Here's the last of my three reviews in this month's Historical Novels Review.
THE HIDDEN MAN
Anthony Flacco, Ballantine Books, $14.00, pb, 275pp, 978-0-8129-7758-5
Nine years after San Francisco’s great earthquake and fires, the city is just beginning to be reborn and is full of possibility. Against this backdrop, and the 1915 Pan-Pacific Exhibition, Detective Randall Blackburn and his adoptive children Shane and Vignette Nightingale struggle to understand their places in the world – all while protecting the famous mesmerist James “J.D.” Duncan from a threat only he can see.
Though this book is a sequel to The Last Nightingale, reading the first book is not a prerequisite (I did not).

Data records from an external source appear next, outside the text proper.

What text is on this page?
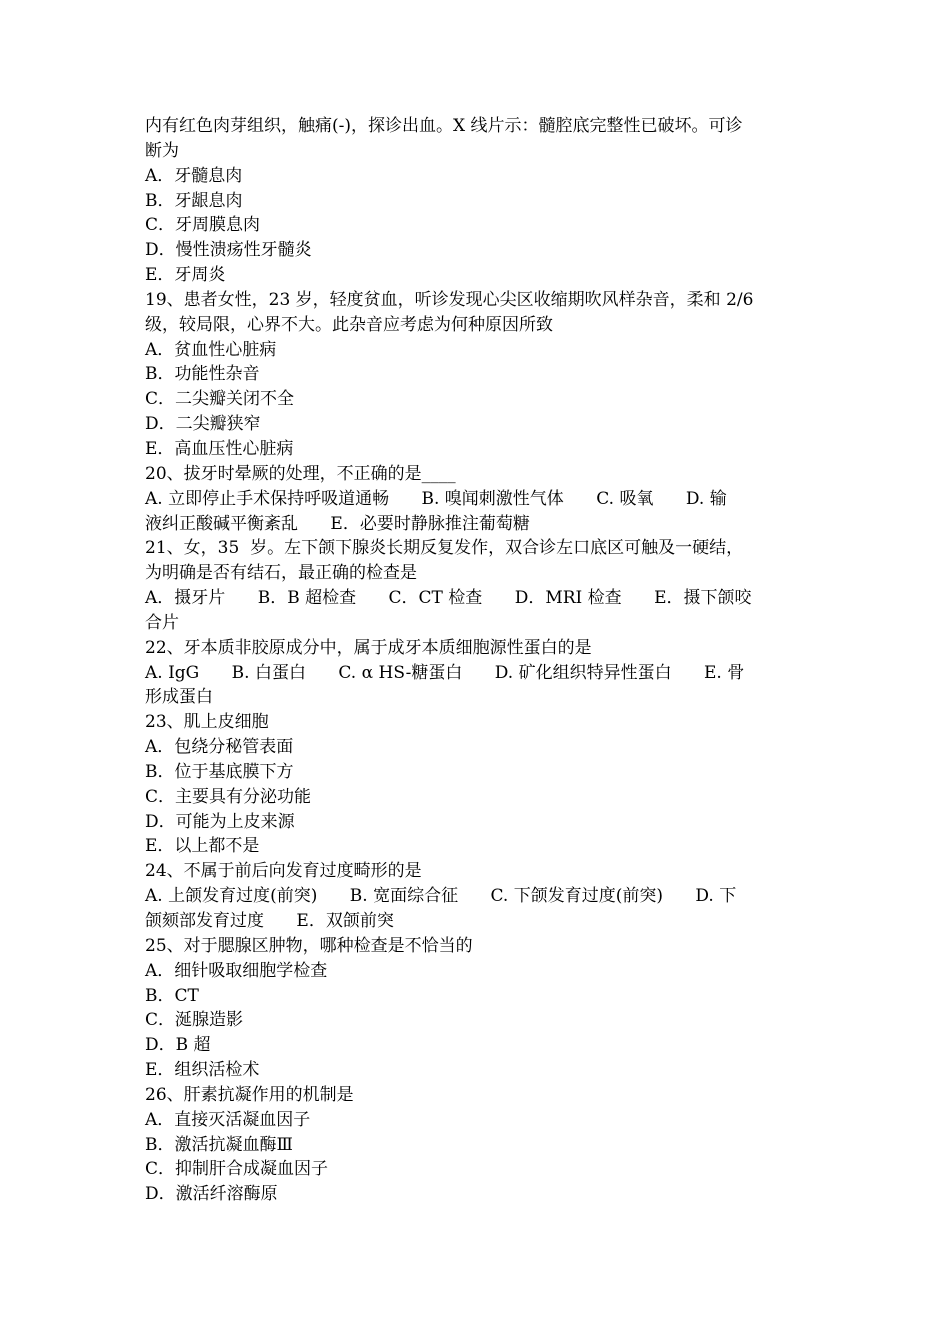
内有红色肉芽组织，触痛(-)，探诊出血。X 线片示：髓腔底完整性已破坏。可诊
断为
A．牙髓息肉
B．牙龈息肉
C．牙周膜息肉
D．慢性溃疡性牙髓炎
E．牙周炎
19、患者女性，23 岁，轻度贫血，听诊发现心尖区收缩期吹风样杂音，柔和 2/6
级，较局限，心界不大。此杂音应考虑为何种原因所致
A．贫血性心脏病
B．功能性杂音
C．二尖瓣关闭不全
D．二尖瓣狭窄
E．高血压性心脏病
20、拔牙时晕厥的处理，不正确的是____
A. 立即停止手术保持呼吸道通畅      B. 嗅闻刺激性气体      C. 吸氧      D. 输
液纠正酸碱平衡紊乱      E．必要时静脉推注葡萄糖
21、女，35  岁。左下颌下腺炎长期反复发作，双合诊左口底区可触及一硬结，
为明确是否有结石，最正确的检查是
A．摄牙片      B．B 超检查      C．CT 检查      D．MRI 检查      E．摄下颌咬
合片
22、牙本质非胶原成分中，属于成牙本质细胞源性蛋白的是
A. IgG      B. 白蛋白      C. α HS-糖蛋白      D. 矿化组织特异性蛋白      E. 骨
形成蛋白
23、肌上皮细胞
A．包绕分秘管表面
B．位于基底膜下方
C．主要具有分泌功能
D．可能为上皮来源
E．以上都不是
24、不属于前后向发育过度畸形的是
A. 上颌发育过度(前突)      B. 宽面综合征      C. 下颌发育过度(前突)      D. 下
颌颏部发育过度      E．双颌前突
25、对于腮腺区肿物，哪种检查是不恰当的
A．细针吸取细胞学检查
B．CT
C．涎腺造影
D．B 超
E．组织活检术
26、肝素抗凝作用的机制是
A．直接灭活凝血因子
B．激活抗凝血酶Ⅲ
C．抑制肝合成凝血因子
D．激活纤溶酶原
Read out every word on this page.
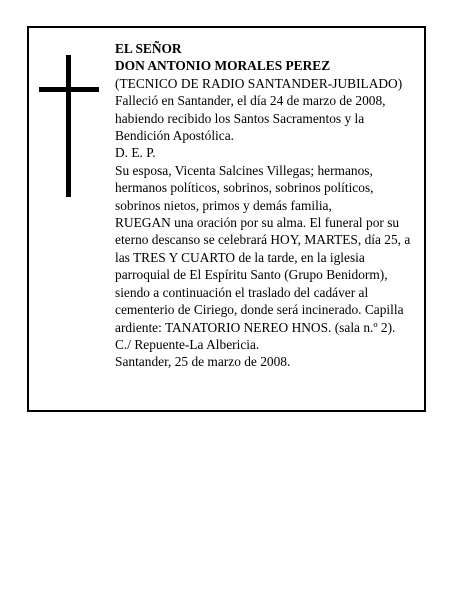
EL SEÑOR
DON ANTONIO MORALES PEREZ
(TECNICO DE RADIO SANTANDER-JUBILADO)
Falleció en Santander, el día 24 de marzo de 2008,
habiendo recibido los Santos Sacramentos y la
Bendición Apostólica.
D. E. P.
Su esposa, Vicenta Salcines Villegas; hermanos,
hermanos políticos, sobrinos, sobrinos políticos,
sobrinos nietos, primos y demás familia,
RUEGAN una oración por su alma. El funeral por su
eterno descanso se celebrará HOY, MARTES, día 25, a
las TRES Y CUARTO de la tarde, en la iglesia
parroquial de El Espíritu Santo (Grupo Benidorm),
siendo a continuación el traslado del cadáver al
cementerio de Ciriego, donde será incinerado. Capilla
ardiente: TANATORIO NEREO HNOS. (sala n.º 2).
C./ Repuente-La Albericia.
Santander, 25 de marzo de 2008.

The setting and concept had a great deal of potential; sadly, I do not think the execution capitalizes on either.
The setting – both time and place – felt like props rather than integral parts of the story; I never felt a real sense of place or time, though the details were strewn throughout. The same can be said for the characters: I wanted very much to care about them and their plight (particularly Shane), but I just couldn’t connect with them – they felt very much like props themselves.
The potentially interesting characters were done a real disservice with a flimsy plot and sluggish pacing. The book is serviceably written, but could have used a much stronger hand in editing, for continuity, content (so many long expository passages!), and line editing.
Overall the book is enjoyable enough, though I would recommend it only for historical fiction fans who want a quick read in between works with more depth.